7 Strategies to Calm Dental Anxiety

1. Communication

Clear communication is one of the best ways to calm your fears. This includes talking openly with the dentist about your anxiety, fears, and concerns about dental visits so that we can better accommodate you and help you relax.

Additionally, some patients find it helpful when they know exactly what is happening at all times during their dental visit. If you find that this helps ease your anxiety, we can communicate with you throughout, informing you about the tools we are using, how we use them, and why we use them.

Since it can be difficult for a patient to speak during a dental exam, we like to establish an alternative communication method, such as raising a hand, that you can use during your appointments to let the dentist or dental hygienist know if you need to take a break.

2. Taking Breaks

If you find that the duration of a dental cleaning and exam is too much for you to endure, we are happy to accommodate breaks during your cleaning, treatment, or examination. Having a few moments to relax your mouth, pause your dental care, catch your breath, chat with your hygienist, and calm yourself can do a lot to manage anxiety at the dentist.

3. Meditation

Practicing meditation can be an incredibly useful strategy for managing dental anxiety and anxiety in general. There are several different types of meditation such as breathing exercises, counting exercises, and visualization exercises that you can do in order to relax in the dental chair.

4. Headphones

We also welcome our patients to bring noise-canceling headphones or regular earbuds with them to their appointments. This will help drown out the sounds of the dental office while also providing a calming distraction from your dental care. You can listen to nature sounds, guided meditations, your favorite music, a podcast, or a book on tape – anything that you find transports you to a happy mental place and helps you relax.

5. Weighted Blank

Weighted blankets have been shown to be incredibly comforting and also effective at reducing stress in addition to lowering blood pressure and heart rate (physical stress responses in the body).

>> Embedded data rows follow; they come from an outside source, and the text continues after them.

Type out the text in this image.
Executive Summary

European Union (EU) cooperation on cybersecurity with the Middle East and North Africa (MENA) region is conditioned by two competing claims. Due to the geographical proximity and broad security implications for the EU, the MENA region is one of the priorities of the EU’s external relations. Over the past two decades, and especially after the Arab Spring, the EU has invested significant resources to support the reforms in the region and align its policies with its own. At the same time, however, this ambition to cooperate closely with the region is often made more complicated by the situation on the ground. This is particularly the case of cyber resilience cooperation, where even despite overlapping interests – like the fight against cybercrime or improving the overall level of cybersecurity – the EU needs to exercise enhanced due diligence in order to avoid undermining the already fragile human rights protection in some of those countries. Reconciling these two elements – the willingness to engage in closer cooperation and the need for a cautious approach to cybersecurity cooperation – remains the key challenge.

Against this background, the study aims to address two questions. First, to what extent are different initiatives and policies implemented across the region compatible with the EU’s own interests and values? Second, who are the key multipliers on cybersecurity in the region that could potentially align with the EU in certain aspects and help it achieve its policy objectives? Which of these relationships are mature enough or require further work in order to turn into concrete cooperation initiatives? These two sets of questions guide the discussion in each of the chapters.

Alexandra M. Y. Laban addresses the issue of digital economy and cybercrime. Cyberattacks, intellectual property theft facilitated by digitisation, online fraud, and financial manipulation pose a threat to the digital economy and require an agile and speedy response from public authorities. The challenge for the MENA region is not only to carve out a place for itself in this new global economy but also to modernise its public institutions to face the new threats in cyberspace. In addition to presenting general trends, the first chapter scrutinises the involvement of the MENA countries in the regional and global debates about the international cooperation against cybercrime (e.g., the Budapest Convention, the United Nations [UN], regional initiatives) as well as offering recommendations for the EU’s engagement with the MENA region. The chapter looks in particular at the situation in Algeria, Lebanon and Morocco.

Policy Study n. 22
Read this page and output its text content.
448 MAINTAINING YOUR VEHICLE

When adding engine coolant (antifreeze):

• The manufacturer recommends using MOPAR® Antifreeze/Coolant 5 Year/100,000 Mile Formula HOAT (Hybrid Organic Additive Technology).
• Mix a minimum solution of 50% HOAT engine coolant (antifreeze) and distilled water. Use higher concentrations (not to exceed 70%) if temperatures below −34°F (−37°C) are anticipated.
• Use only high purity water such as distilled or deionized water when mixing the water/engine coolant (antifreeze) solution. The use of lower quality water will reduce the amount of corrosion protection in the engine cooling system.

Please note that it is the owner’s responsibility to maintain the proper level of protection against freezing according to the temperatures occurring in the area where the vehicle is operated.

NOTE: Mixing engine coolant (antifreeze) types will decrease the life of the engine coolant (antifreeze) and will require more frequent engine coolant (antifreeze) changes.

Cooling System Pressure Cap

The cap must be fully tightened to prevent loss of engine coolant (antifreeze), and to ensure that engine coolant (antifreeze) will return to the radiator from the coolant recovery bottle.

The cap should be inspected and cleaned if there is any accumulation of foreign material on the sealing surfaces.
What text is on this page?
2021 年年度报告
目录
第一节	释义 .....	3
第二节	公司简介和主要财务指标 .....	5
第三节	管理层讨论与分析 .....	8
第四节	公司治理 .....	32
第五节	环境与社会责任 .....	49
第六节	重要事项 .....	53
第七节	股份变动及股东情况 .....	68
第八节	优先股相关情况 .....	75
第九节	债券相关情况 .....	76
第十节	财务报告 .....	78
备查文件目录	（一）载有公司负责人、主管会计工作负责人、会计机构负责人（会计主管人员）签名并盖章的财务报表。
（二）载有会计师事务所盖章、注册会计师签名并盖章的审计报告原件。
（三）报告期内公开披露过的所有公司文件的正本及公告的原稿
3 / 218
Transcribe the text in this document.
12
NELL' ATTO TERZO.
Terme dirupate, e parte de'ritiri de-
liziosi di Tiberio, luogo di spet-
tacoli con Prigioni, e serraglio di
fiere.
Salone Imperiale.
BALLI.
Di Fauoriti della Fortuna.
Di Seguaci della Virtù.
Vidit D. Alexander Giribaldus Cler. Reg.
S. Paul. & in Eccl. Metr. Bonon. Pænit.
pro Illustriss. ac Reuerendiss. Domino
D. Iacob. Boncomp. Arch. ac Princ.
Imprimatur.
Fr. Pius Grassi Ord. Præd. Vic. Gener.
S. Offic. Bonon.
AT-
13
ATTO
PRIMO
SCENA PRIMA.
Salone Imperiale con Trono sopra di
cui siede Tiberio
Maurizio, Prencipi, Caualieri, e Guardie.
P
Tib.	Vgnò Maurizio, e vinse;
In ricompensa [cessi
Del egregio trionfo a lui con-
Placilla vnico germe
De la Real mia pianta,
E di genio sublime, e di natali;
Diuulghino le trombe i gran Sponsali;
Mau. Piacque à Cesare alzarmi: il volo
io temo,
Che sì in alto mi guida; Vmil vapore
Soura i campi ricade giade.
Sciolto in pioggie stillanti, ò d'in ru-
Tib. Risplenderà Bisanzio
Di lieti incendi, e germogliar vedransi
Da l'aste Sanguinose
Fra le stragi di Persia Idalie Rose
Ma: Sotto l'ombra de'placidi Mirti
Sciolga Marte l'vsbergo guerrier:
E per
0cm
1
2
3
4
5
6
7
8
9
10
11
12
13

You are more than welcome to bring a weighted blanket with you to your dental appointment if covering up in one during your treatment helps you to feel more safe and secure.

6. Therapy

If your anxiety is preventing you from accessing dental care, then you might consider working with a professional therapist to overcome your fears in honor of your physical and mental health.

7. Stress-Free Scheduling

If you’re already nervous about visiting the dentist, be sure to schedule your appointment for a time when you won’t be dealing with additional stress for any other reason.

8. Sedation Dentistry

Sedation dentistry uses a variety of pharmaceuticals to help patients relax before and during their dental care. There are several types of sedatives that can be used including nitrous oxide (laughing gas), prescription oral sedatives, and general anesthesia.

Sedation Dentistry in West Bend

If you struggle with dental anxiety and find that you often skip dental appointments as a result, we strongly encourage you to start taking steps to ensure you are able to receive the dental care you need to stay healthy. You can talk with your doctor, your therapist, or our dentist, Dr. Jared Harding about the strategies that would be best for you.

We are always happy to accommodate patients who experience dental anxiety – whether you find that taking breaks during treatment helps you, visiting the office before your appointment to get more comfortable with your surroundings, sedation dentistry, or another strategy works best for you. We are here to help you keep your teeth, gums, and body healthy, and we want to help you find a stress-free way to visit the dentist.